Les années se suivent, mais ne se ressemblent pas.

À pareille date l'an dernier, Québec devait trouver un peu plus de 11 milliards de dollars pour financer des besoins d'emprunt de près de 15 milliards pour l'exercice budgétaire 2012-2013.

Tout le printemps, les carrés rouges et les casseroles avaient coupé l'appétit des prêteurs, tandis que la campagne électorale à l'issue incertaine avait incité le ministère des Finances à ne pas venir aux marchés durant l'été.

Cette année, ses besoins d'emprunt sont plus modestes, à hauteur de quelque 10,7 milliards. À première vue, la tâche paraît plus simple, mais c'est oublier que les investisseurs sont devenus moins avides de titres obligataires, compte tenu des rendements alléchants que laissent miroiter les marchés boursiers. Québec doit donc se montrer, et se montre, très opportuniste.

Fin mai à Toronto, le président et chef de la direction de la Caisse de dépôt et placement, Michael Sabia, avait affirmé qu'il y aurait désormais moins d'obligations dans le bas de laine des Québécois, étant donné qu'elles rapportent peu.

Traditionnellement, la Caisse est acheteuse d'obligations du Québec. M. Sabia ne faisait pourtant que rallier une tendance de plus en plus répandue. HSBC Global Asset Management et Sun Life Global Investments, tout comme Pimco qui gère le plus gros portefeuille obligataire du monde, ont aussi annoncé qu'elles cherchaient des véhicules de placement offrant des perspectives de gain plus intéressantes que les obligations des provinces.

Bref, les conditions d'emprunt sont moins avantageuses. Cela prend la forme d'écarts de taux plus élevés entre les obligations des provinces (et du Québec) et celles du Canada. Or, les taux de ces dernières ont aussi augmenté le printemps dernier, bien qu'ils aient légèrement reculé depuis le début du mois.

Il devient en principe plus difficile et plus coûteux de (re)financer la dette publique. On ne parle pas de déficit puisque Québec a toujours l'intention d'équilibrer son budget pour l'exercice en cours.

Le ministère québécois des Finances a la réputation de gérer très adroitement le financement de la dette. Cette année encore, il se montre à la hauteur. Il a déjà amassé 8,5 des 10,7 milliards qu'il doit trouver.

Certes, ses coûts d'emprunt sont plus chers que durant l'automne et l'hiver, où ils avaient atteint des creux historiques. Qu'à cela ne tienne, il se présente aux marchés les plus intéressants pour lui et pour nous, contribuables, sur les épaules de qui repose le fardeau de la dette du Québec, le plus lourd de toutes les provinces.

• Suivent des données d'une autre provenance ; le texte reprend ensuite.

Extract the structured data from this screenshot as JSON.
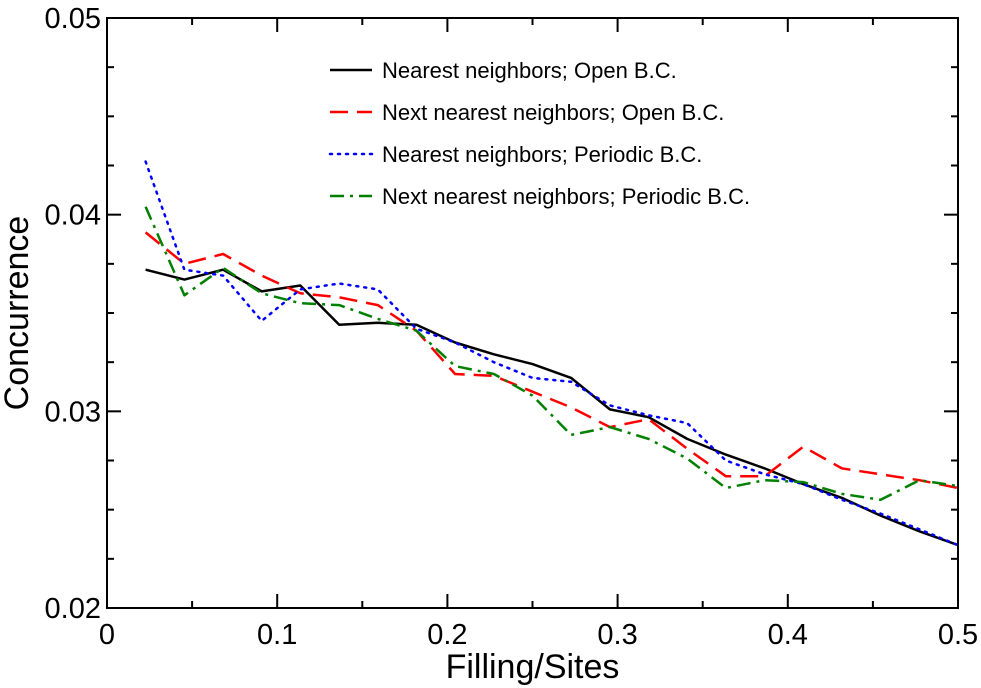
{
  "chart_data": {
    "type": "line",
    "title": "",
    "xlabel": "Filling/Sites",
    "ylabel": "Concurrence",
    "xlim": [
      0,
      0.5
    ],
    "ylim": [
      0.02,
      0.05
    ],
    "xticks": [
      0,
      0.1,
      0.2,
      0.3,
      0.4,
      0.5
    ],
    "xtick_labels": [
      "0",
      "0.1",
      "0.2",
      "0.3",
      "0.4",
      "0.5"
    ],
    "yticks": [
      0.02,
      0.03,
      0.04,
      0.05
    ],
    "ytick_labels": [
      "0.02",
      "0.03",
      "0.04",
      "0.05"
    ],
    "grid": false,
    "legend_position": "top-right",
    "x": [
      0.0227,
      0.0455,
      0.0682,
      0.0909,
      0.1136,
      0.1364,
      0.1591,
      0.1818,
      0.2045,
      0.2273,
      0.25,
      0.2727,
      0.2955,
      0.3182,
      0.3409,
      0.3636,
      0.3864,
      0.4091,
      0.4318,
      0.4545,
      0.4773,
      0.5
    ],
    "series": [
      {
        "name": "Nearest neighbors; Open B.C.",
        "color": "#000000",
        "dash": "solid",
        "values": [
          0.0372,
          0.0367,
          0.0372,
          0.0361,
          0.0364,
          0.0344,
          0.0345,
          0.0344,
          0.0335,
          0.0329,
          0.0324,
          0.0317,
          0.0301,
          0.0297,
          0.0286,
          0.0278,
          0.0271,
          0.0263,
          0.0256,
          0.0247,
          0.0239,
          0.0232
        ]
      },
      {
        "name": "Next nearest neighbors; Open B.C.",
        "color": "#ff0000",
        "dash": "long-dash",
        "values": [
          0.0391,
          0.0375,
          0.038,
          0.0369,
          0.036,
          0.0358,
          0.0354,
          0.0341,
          0.0319,
          0.0318,
          0.031,
          0.0302,
          0.0292,
          0.0296,
          0.0281,
          0.0267,
          0.0267,
          0.0282,
          0.0271,
          0.0268,
          0.0265,
          0.0261
        ]
      },
      {
        "name": "Nearest neighbors; Periodic B.C.",
        "color": "#0000ff",
        "dash": "dotted",
        "values": [
          0.0427,
          0.0372,
          0.0369,
          0.0346,
          0.0362,
          0.0365,
          0.0362,
          0.0342,
          0.0335,
          0.0325,
          0.0317,
          0.0315,
          0.0303,
          0.0298,
          0.0294,
          0.0275,
          0.0268,
          0.0263,
          0.0255,
          0.0248,
          0.024,
          0.0232
        ]
      },
      {
        "name": "Next nearest neighbors; Periodic B.C.",
        "color": "#008000",
        "dash": "dash-dot",
        "values": [
          0.0404,
          0.0359,
          0.0373,
          0.036,
          0.0355,
          0.0354,
          0.0347,
          0.0341,
          0.0323,
          0.0319,
          0.0308,
          0.0288,
          0.0292,
          0.0286,
          0.0276,
          0.0261,
          0.0265,
          0.0264,
          0.0258,
          0.0255,
          0.0265,
          0.0262
        ]
      }
    ]
  }
}
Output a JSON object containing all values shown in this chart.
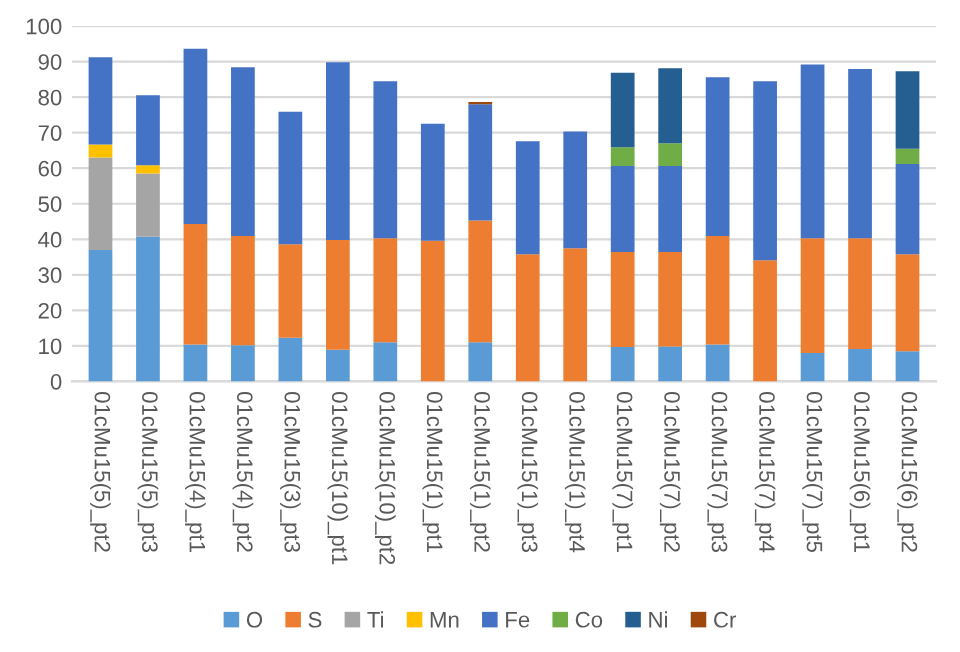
{
  "chart_data": {
    "type": "bar",
    "stacked": true,
    "categories": [
      "01cMu15(5)_pt2",
      "01cMu15(5)_pt3",
      "01cMu15(4)_pt1",
      "01cMu15(4)_pt2",
      "01cMu15(3)_pt3",
      "01cMu15(10)_pt1",
      "01cMu15(10)_pt2",
      "01cMu15(1)_pt1",
      "01cMu15(1)_pt2",
      "01cMu15(1)_pt3",
      "01cMu15(1)_pt4",
      "01cMu15(7)_pt1",
      "01cMu15(7)_pt2",
      "01cMu15(7)_pt3",
      "01cMu15(7)_pt4",
      "01cMu15(7)_pt5",
      "01cMu15(6)_pt1",
      "01cMu15(6)_pt2"
    ],
    "series": [
      {
        "name": "O",
        "color": "#5b9bd5",
        "values": [
          37,
          40.7,
          10.4,
          10.2,
          12.3,
          8.9,
          11,
          0,
          11,
          0,
          0,
          9.7,
          9.8,
          10.4,
          0,
          8,
          9.1,
          8.5
        ]
      },
      {
        "name": "S",
        "color": "#ed7d31",
        "values": [
          0,
          0,
          33.9,
          30.7,
          26.3,
          30.9,
          29.3,
          39.6,
          34.3,
          35.8,
          37.5,
          26.7,
          26.6,
          30.5,
          34.1,
          32.3,
          31.2,
          27.3
        ]
      },
      {
        "name": "Ti",
        "color": "#a5a5a5",
        "values": [
          26,
          17.8,
          0,
          0,
          0,
          0,
          0,
          0,
          0,
          0,
          0,
          0,
          0,
          0,
          0,
          0,
          0,
          0
        ]
      },
      {
        "name": "Mn",
        "color": "#ffc000",
        "values": [
          3.7,
          2.3,
          0,
          0,
          0,
          0,
          0,
          0,
          0,
          0,
          0,
          0,
          0,
          0,
          0,
          0,
          0,
          0
        ]
      },
      {
        "name": "Fe",
        "color": "#4472c4",
        "values": [
          24.5,
          19.7,
          49.3,
          47.5,
          37.3,
          50,
          44.2,
          32.9,
          32.7,
          31.8,
          32.8,
          24.2,
          24.2,
          44.7,
          50.4,
          48.9,
          47.6,
          25.4
        ]
      },
      {
        "name": "Co",
        "color": "#70ad47",
        "values": [
          0,
          0,
          0,
          0,
          0,
          0,
          0,
          0,
          0,
          0,
          0,
          5.3,
          6.4,
          0,
          0,
          0,
          0,
          4.3
        ]
      },
      {
        "name": "Ni",
        "color": "#255e91",
        "values": [
          0,
          0,
          0,
          0,
          0,
          0,
          0,
          0,
          0,
          0,
          0,
          21,
          21.1,
          0,
          0,
          0,
          0,
          21.8
        ]
      },
      {
        "name": "Cr",
        "color": "#9e480e",
        "values": [
          0,
          0,
          0,
          0,
          0,
          0,
          0,
          0,
          0.6,
          0,
          0,
          0,
          0,
          0,
          0,
          0,
          0,
          0
        ]
      }
    ],
    "ylim": [
      0,
      100
    ],
    "yticks": [
      0,
      10,
      20,
      30,
      40,
      50,
      60,
      70,
      80,
      90,
      100
    ],
    "grid": "y",
    "legend": "bottom"
  }
}
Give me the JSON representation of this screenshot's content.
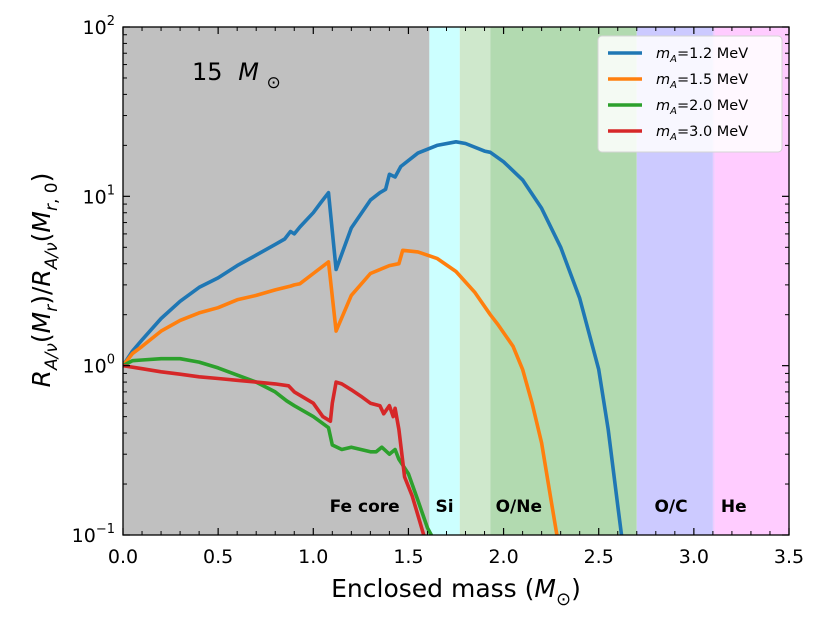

Il y a une dizaine de jours, Québec a levé 1 milliard d'euros, soit l'équivalent de 1,35 milliard de dollars canadiens. C'était sa première émission dans cette monnaie depuis 2009. Il s'agit d'une obligation venant à échéance dans 10 ans, comme les quatre précédentes libellées dans cette monnaie. Le rendement consenti aux prêteurs était un peu plus faible que ce qu'auraient exigé des prêteurs canadiens ces jours-ci.

L'obligation s'est très bien vendue puisque 79 acheteurs se sont montrés intéressés.

Comme c'est toujours le cas quand Québec se présente devant les marchés étrangers, le terrain avait été soigneusement préparé par les banquiers retenus comme preneurs fermes: HSBC, BNP-Paribas, Société Générale et Deutsche Bank.

Selon l'agence Bloomberg, les caisses de retraite et les compagnies d'assurance ont acheté environ la moitié de l'émission, les gestionnaires de portefeuilles, 28%, les banques, 21%, le reste allant aux banques centrales.

Sur une base nationale, les prêteurs français ont ramassé le tiers de l'émission, les allemands et autrichiens, un autre tiers. Les investisseurs suisses et néerlandais ont aussi eu une belle part du gâteau.

Trouver 2,2 milliards d'ici le 31 mars paraît dès lors beaucoup plus facile que les 9,3 milliards qu'il fallait encore trouver en quatre mois et demi, au lendemain du budget difficile présenté le 20 novembre par le ministre Nicolas Marceau. Et Québec y était parvenu!